OLX Group is a global online marketplace operating in 45 countries and is the largest online classified ads company in India, Brazil, Pakistan, Bulgaria, Poland, Portugal, and Ukraine. It was founded by Alec Oxenford and Fabrice Grinda in 2006.
A platform that connects buyers and sellers in more than 40 countries and has hundreds of millions of customers per month faces many challenges that are to some extent similar but also somewhat different to online retail.
There are main 3 challenges:
Challenge 1: User experience. When the user navigates the platform and what are the recommendations and the results when doing searches, etc.
Challenge 2: Identifying what is that makes some advertisements much more liquid (easy to sell) than others.
Challenge 3: The reminder after purchasing the items. Predicting if an item is sold 15 days after its entry into the system.
As part of the solution for a good user navigation and browsing experience, it is useful to have a good estimate if a specific advertisement has been already sold so that we don’t show it again in the recommendation or search output. This is a probabilistic time-series prediction problem. Another important aspect connected to the previous case is identifying what is that makes some advertisements much more liquid (easy to sell) than others. For this particular case, understanding how the model is making decisions is really important as the outcome can be provided to the sellers in order to improve the liquidity of their advertisements. For the reminder of we will focus on this specific liquidity prediction problem, predicting if an item is sold 15 days after its entry in the system, and we will use XGboost and eli5 for modelling and explaining the predictions respectively.
XGboost is a well known library for “boosting”, the process of iteratively adding models in an ensemble of models that target the remaining error (pseudo-residuals). These “week learners” are simple models and are only good at dealing with specific parts of the problem space on their own, but can significantly reduce bias while controlling variance (giving a good model in the process) due to the iterative fitting approach followed in constructing this type of ensemble. The data we have available for this problem include textual data (the title and textual description of the original advertisement, plus any chat interactions of the seller and potential buyers), as well as categorical and numeric data (the category of the advertisement, the brand and model of the item, the price, number buyers/sellers interactions for each day after the entry, etc.). The data sample we are using here is a relatively small part of the data from some countries and categories only, so in many of its properties it is not representative of the entire item collection. Nevertheless, let’s start with some basic data munging.
The histogram of the day that an item was sold is shown above. We can easily see that most items are sold in the first days after the respective advertisement is placed, but there are still significant sales happening a month later as well. With respect to the day an advertisement is added to the platform, we can see that there is a peak on weekends, but other days are roughly at the same level. Finally, with respect to the hour, an advertisement is added to the platform, we can see in the figure below that there is a peak around lunchtime, and the second peak after work hours. One way to capture more complicated relations is to use the pairplot functionality of the seaborn library. In this case we will get the combinations of scatterplots for the selected columns, while in the primary diagonal we can plot something different, like the respective univariate distributions. We can see that the number of buyers interaction in the first day is a strong predictor if an item will be sold early or late. We can also see that category id is very important predictor as well, as some categories in general tend to be much more liquid than others. Now that we are done with the basic data munging we can proceed to make a model, using the XGboost library.

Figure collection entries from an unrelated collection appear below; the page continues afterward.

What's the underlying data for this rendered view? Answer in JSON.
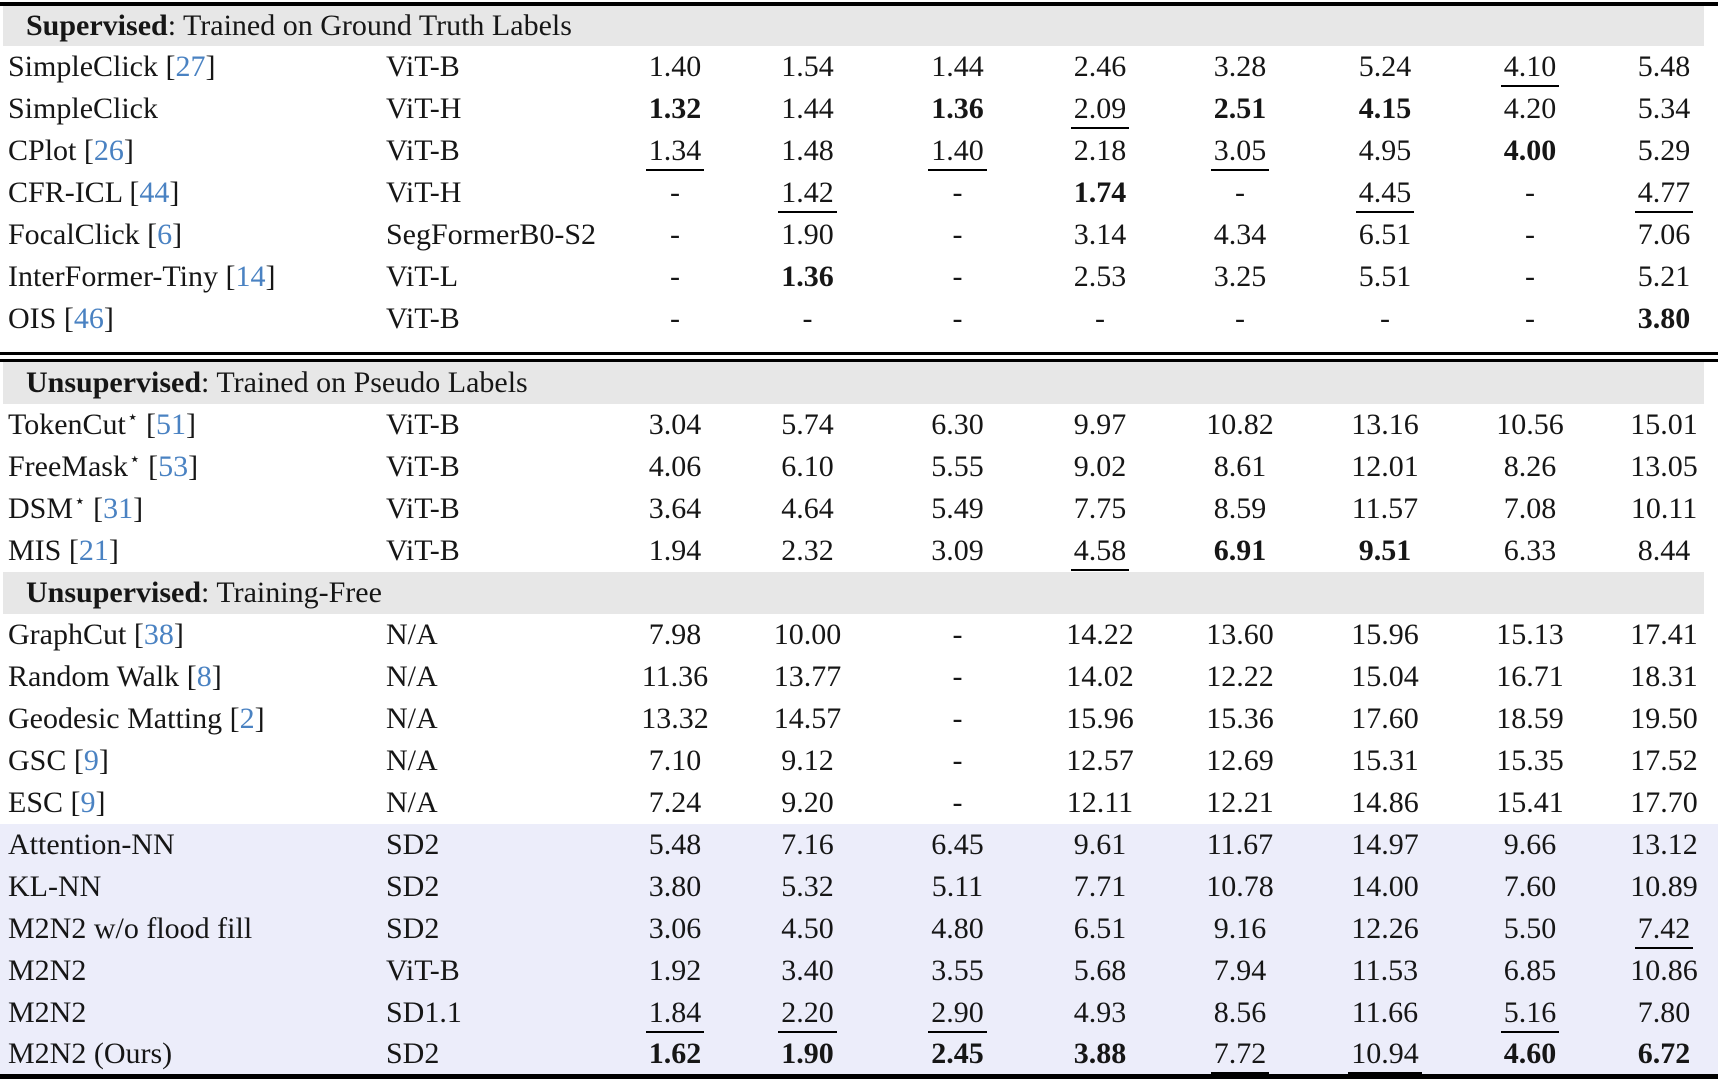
{
  "colors": {
    "section_band_bg": "#e7e7e7",
    "highlight_row_bg": "#ecedfa",
    "citation_blue": "#4a82c2",
    "rule_black": "#000000"
  },
  "table": {
    "sections": [
      {
        "header": {
          "keyword": "Supervised",
          "description": ": Trained on Ground Truth Labels"
        },
        "rows": [
          {
            "method": "SimpleClick",
            "cite": "27",
            "backbone": "ViT-B",
            "values": [
              "1.40",
              "1.54",
              "1.44",
              "2.46",
              "3.28",
              "5.24",
              "u:4.10",
              "5.48"
            ]
          },
          {
            "method": "SimpleClick",
            "backbone": "ViT-H",
            "values": [
              "b:1.32",
              "1.44",
              "b:1.36",
              "u:2.09",
              "b:2.51",
              "b:4.15",
              "4.20",
              "5.34"
            ]
          },
          {
            "method": "CPlot",
            "cite": "26",
            "backbone": "ViT-B",
            "values": [
              "u:1.34",
              "1.48",
              "u:1.40",
              "2.18",
              "u:3.05",
              "4.95",
              "b:4.00",
              "5.29"
            ]
          },
          {
            "method": "CFR-ICL",
            "cite": "44",
            "backbone": "ViT-H",
            "values": [
              "-",
              "u:1.42",
              "-",
              "b:1.74",
              "-",
              "u:4.45",
              "-",
              "u:4.77"
            ]
          },
          {
            "method": "FocalClick",
            "cite": "6",
            "backbone": "SegFormerB0-S2",
            "values": [
              "-",
              "1.90",
              "-",
              "3.14",
              "4.34",
              "6.51",
              "-",
              "7.06"
            ]
          },
          {
            "method": "InterFormer-Tiny",
            "cite": "14",
            "backbone": "ViT-L",
            "values": [
              "-",
              "b:1.36",
              "-",
              "2.53",
              "3.25",
              "5.51",
              "-",
              "5.21"
            ]
          },
          {
            "method": "OIS",
            "cite": "46",
            "backbone": "ViT-B",
            "values": [
              "-",
              "-",
              "-",
              "-",
              "-",
              "-",
              "-",
              "b:3.80"
            ]
          }
        ]
      },
      {
        "double_rule_before": true,
        "header": {
          "keyword": "Unsupervised",
          "description": ": Trained on Pseudo Labels"
        },
        "rows": [
          {
            "method": "TokenCut",
            "star": true,
            "cite": "51",
            "backbone": "ViT-B",
            "values": [
              "3.04",
              "5.74",
              "6.30",
              "9.97",
              "10.82",
              "13.16",
              "10.56",
              "15.01"
            ]
          },
          {
            "method": "FreeMask",
            "star": true,
            "cite": "53",
            "backbone": "ViT-B",
            "values": [
              "4.06",
              "6.10",
              "5.55",
              "9.02",
              "8.61",
              "12.01",
              "8.26",
              "13.05"
            ]
          },
          {
            "method": "DSM",
            "star": true,
            "cite": "31",
            "backbone": "ViT-B",
            "values": [
              "3.64",
              "4.64",
              "5.49",
              "7.75",
              "8.59",
              "11.57",
              "7.08",
              "10.11"
            ]
          },
          {
            "method": "MIS",
            "cite": "21",
            "backbone": "ViT-B",
            "values": [
              "1.94",
              "2.32",
              "3.09",
              "u:4.58",
              "b:6.91",
              "b:9.51",
              "6.33",
              "8.44"
            ]
          }
        ]
      },
      {
        "header": {
          "keyword": "Unsupervised",
          "description": ": Training-Free"
        },
        "rows": [
          {
            "method": "GraphCut",
            "cite": "38",
            "backbone": "N/A",
            "values": [
              "7.98",
              "10.00",
              "-",
              "14.22",
              "13.60",
              "15.96",
              "15.13",
              "17.41"
            ]
          },
          {
            "method": "Random Walk",
            "cite": "8",
            "backbone": "N/A",
            "values": [
              "11.36",
              "13.77",
              "-",
              "14.02",
              "12.22",
              "15.04",
              "16.71",
              "18.31"
            ]
          },
          {
            "method": "Geodesic Matting",
            "cite": "2",
            "backbone": "N/A",
            "values": [
              "13.32",
              "14.57",
              "-",
              "15.96",
              "15.36",
              "17.60",
              "18.59",
              "19.50"
            ]
          },
          {
            "method": "GSC",
            "cite": "9",
            "backbone": "N/A",
            "values": [
              "7.10",
              "9.12",
              "-",
              "12.57",
              "12.69",
              "15.31",
              "15.35",
              "17.52"
            ]
          },
          {
            "method": "ESC",
            "cite": "9",
            "backbone": "N/A",
            "values": [
              "7.24",
              "9.20",
              "-",
              "12.11",
              "12.21",
              "14.86",
              "15.41",
              "17.70"
            ]
          },
          {
            "method": "Attention-NN",
            "backbone": "SD2",
            "highlight": true,
            "values": [
              "5.48",
              "7.16",
              "6.45",
              "9.61",
              "11.67",
              "14.97",
              "9.66",
              "13.12"
            ]
          },
          {
            "method": "KL-NN",
            "backbone": "SD2",
            "highlight": true,
            "values": [
              "3.80",
              "5.32",
              "5.11",
              "7.71",
              "10.78",
              "14.00",
              "7.60",
              "10.89"
            ]
          },
          {
            "method": "M2N2 w/o flood fill",
            "backbone": "SD2",
            "highlight": true,
            "values": [
              "3.06",
              "4.50",
              "4.80",
              "6.51",
              "9.16",
              "12.26",
              "5.50",
              "u:7.42"
            ]
          },
          {
            "method": "M2N2",
            "backbone": "ViT-B",
            "highlight": true,
            "values": [
              "1.92",
              "3.40",
              "3.55",
              "5.68",
              "7.94",
              "11.53",
              "6.85",
              "10.86"
            ]
          },
          {
            "method": "M2N2",
            "backbone": "SD1.1",
            "highlight": true,
            "values": [
              "u:1.84",
              "u:2.20",
              "u:2.90",
              "4.93",
              "8.56",
              "11.66",
              "u:5.16",
              "7.80"
            ]
          },
          {
            "method": "M2N2 (Ours)",
            "backbone": "SD2",
            "highlight": true,
            "values": [
              "b:1.62",
              "b:1.90",
              "b:2.45",
              "b:3.88",
              "u:7.72",
              "u:10.94",
              "b:4.60",
              "b:6.72"
            ]
          }
        ]
      }
    ]
  }
}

Using a hyperparameter optimization framework we can find out the hyperparameters that work best for this data. Since we are interested also on the output confidence of the prediction itself (and not only on the class), it is typically a good idea to use a value for min_child_weight that is equal or larger than 10 (given that we don’t loose in predictive performance) as the probabilities will tend to be more calibrated. The ranking of the features from the XGboost model is shown in the figure above. Although feature ranking from tree ensembles can be biased (favoring for example continuous or categorical features with many levels over binary or categorical features with few levels) and in addition if features are highly correlated the effect can be splitted between them in non-uniform way, this is already a good indication for many purposes. Now we select one specific instance at prediction time. Using eli5 we get an explanation of how this instance was handled internally by the model, together with the most features that where the most important positive and negative influences for this specific sample.
As we can see the sample was classified as being liquid, but still there was some pull down from the text properties (title length, title words, etc) which we can use to provide guidance to the seller for improving the advertisement.